BGH, Urteil vom 10. Dezember 2009 - IX ZR 220/08 - LG Neuruppin, AG Perleberg
Der IX. Zivilsenat des Bundesgerichtshofs hat auf die mündliche Verhandlung vom 10. Dezember 2009 durch den Vorsitzenden Richter Dr. Ganter und die Richter Raebel, Prof. Dr. Kayser, Dr. Pape und Grupp
für Recht erkannt:
Die Revision gegen das am 29. Oktober 2008 verkündete Urteil der 4. Zivilkammer des Landgerichts Neuruppin wird auf Kosten des Klägers zurückgewiesen.
Von Rechts wegen
Tatbestand:
[1] Der Beklagte ist Verwalter in dem am 4. August 2000 eröffneten Insolvenzverfahren über das Vermögen der E. GmbH. In diesem Verfahren zeigte er am 22. Dezember 2003 Masseunzulänglichkeit an. Diese Anzeige wurde am 14. Januar 2004 öffentlich bekannt gemacht. Am 21. Juli 2004 beantragte er aufgrund einer zugunsten der Masse eingetragenen Grundschuld, die den Anspruch auf Einzahlung des halben Stammkapitals der Schuldnerin sicherte, die Anordnung der Zwangsverwaltung über ein dem Gesellschafter R. E. gehörendes Grundstück, das dieser mit seiner Familie bewohnte. Mit Anordnungsbeschluss vom 23. August 2004 bestellte das Amtsgericht Neuruppin den Kläger zum Zwangsverwalter. Nach vergeblichen Aufforderungen, eine Kostendeckungszusage für eine Gebäude- sowie eine Haus- und Grundbesitzerversicherung abzugeben, nahm der Beklagte mit Schriftsatz vom 9. September 2004 den Zwangsverwaltungsantrag zurück. Einnahmen aus der Zwangsverwaltung, aus denen der Kläger seinen Vergütungsanspruch hätte befriedigen können, gab es nicht. Der Kläger forderte den Beklagten auf, die festgesetzte Vergütung aus der Masse zu bezahlen. Dieser weigerte sich unter Hinweis auf die bestehende Masseunzulänglichkeit. Mit der Klage verlangt der Kläger vom Beklagten persönlich Begleichung seines Vergütungs- und Auslagenersatzanspruchs.

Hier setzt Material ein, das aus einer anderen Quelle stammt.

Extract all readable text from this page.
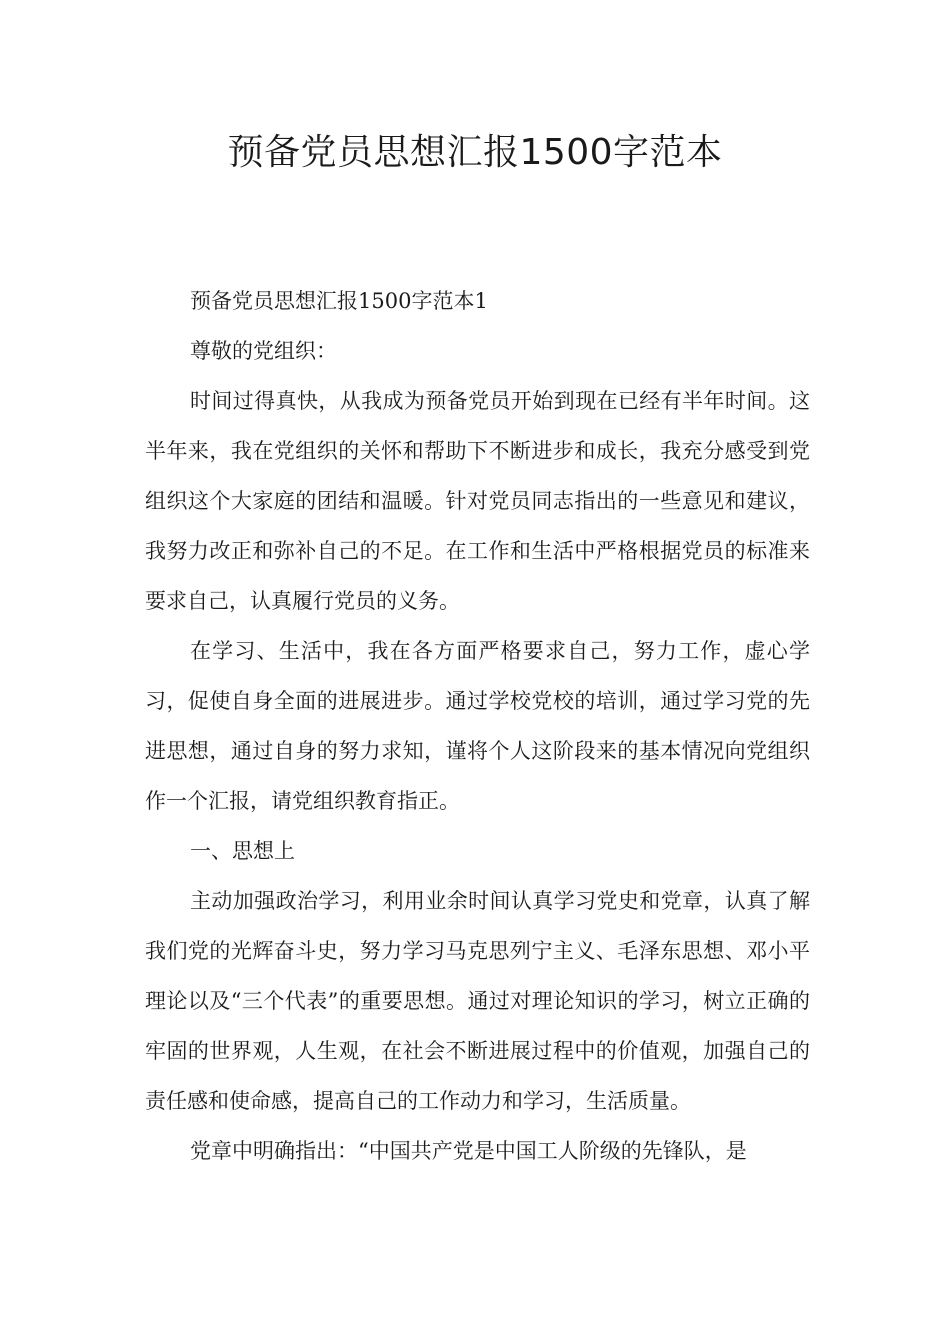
预备党员思想汇报1500字范本

预备党员思想汇报1500字范本1

尊敬的党组织：

时间过得真快，从我成为预备党员开始到现在已经有半年时间。这半年来，我在党组织的关怀和帮助下不断进步和成长，我充分感受到党组织这个大家庭的团结和温暖。针对党员同志指出的一些意见和建议，我努力改正和弥补自己的不足。在工作和生活中严格根据党员的标准来要求自己，认真履行党员的义务。

在学习、生活中，我在各方面严格要求自己，努力工作，虚心学习，促使自身全面的进展进步。通过学校党校的培训，通过学习党的先进思想，通过自身的努力求知，谨将个人这阶段来的基本情况向党组织作一个汇报，请党组织教育指正。

一、思想上

主动加强政治学习，利用业余时间认真学习党史和党章，认真了解我们党的光辉奋斗史，努力学习马克思列宁主义、毛泽东思想、邓小平理论以及“三个代表”的重要思想。通过对理论知识的学习，树立正确的牢固的世界观，人生观，在社会不断进展过程中的价值观，加强自己的责任感和使命感，提高自己的工作动力和学习，生活质量。

党章中明确指出：“中国共产党是中国工人阶级的先锋队，是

[2] In erster Instanz hat die Klage Erfolg gehabt. Auf die Berufung des Beklagten hat sie das Landgericht abgewiesen. Mit seiner vom Berufungsgericht zugelassenen Revision erstrebt der Kläger die Wiederherstellung des amtsgerichtlichen Urteils.
Entscheidungsgründe:
[3] Die Revision hat keinen Erfolg.
[4] I. Nach Ansicht des Berufungsgerichts haftet der Beklagte weder nach §§ 60, 61 InsO noch nach § 826 BGB auf Schadensersatz. Eine Haftung komme insbesondere nicht aus § 61 InsO in Betracht. Diese Vorschrift schütze Massegläubiger, die aufgrund einer Unternehmensfortführung das Vermögen der Masse mehrten oder dieser sonst einen Vorteil verschafften. Es erscheine zweifelhaft, ob die aus der Tätigkeit eines Zwangsverwalters der Masse zufließenden Vorteile allein ausreichten, um ihn mit Personen gleichzusetzen, die vertragliche Geschäftsbeziehungen mit einem insolventen Unternehmen unterhielten. Der Zwangsverwalter sei aufgrund seiner rechtlichen Stellung nicht mit einem Vertragspartner zu vergleichen. Er erhalte sein Amt durch das Gericht und handele frei von der Einflussnahme der Vollstreckungsbeteiligten. Entscheidend sei, dass er hinsichtlich seiner Vergütung bereits einen hinreichenden gesetzlichen Schutz genieße. Er sei ermächtigt, den Kostenaufwand für seine Vergütung direkt aus den Nutzungen des Grundstücks zu bestreiten. Reichten diese nicht aus, könne er die Einzahlung eines Kostenvorschusses durch den Gläubiger herbeiführen, dem andernfalls die Verfahrenseinstellung drohe. Eines weitergehenden Schutzes durch Rückgriff auf den Insolvenzverwalter persönlich bei erlittenem Ausfallschaden bedürfe es nicht. Soweit es eine Lücke bei der Deckung seines Anspruchs auf Mindestvergütung im Fall der Masseinsuffizienz geben könne, sei dies hinzunehmen.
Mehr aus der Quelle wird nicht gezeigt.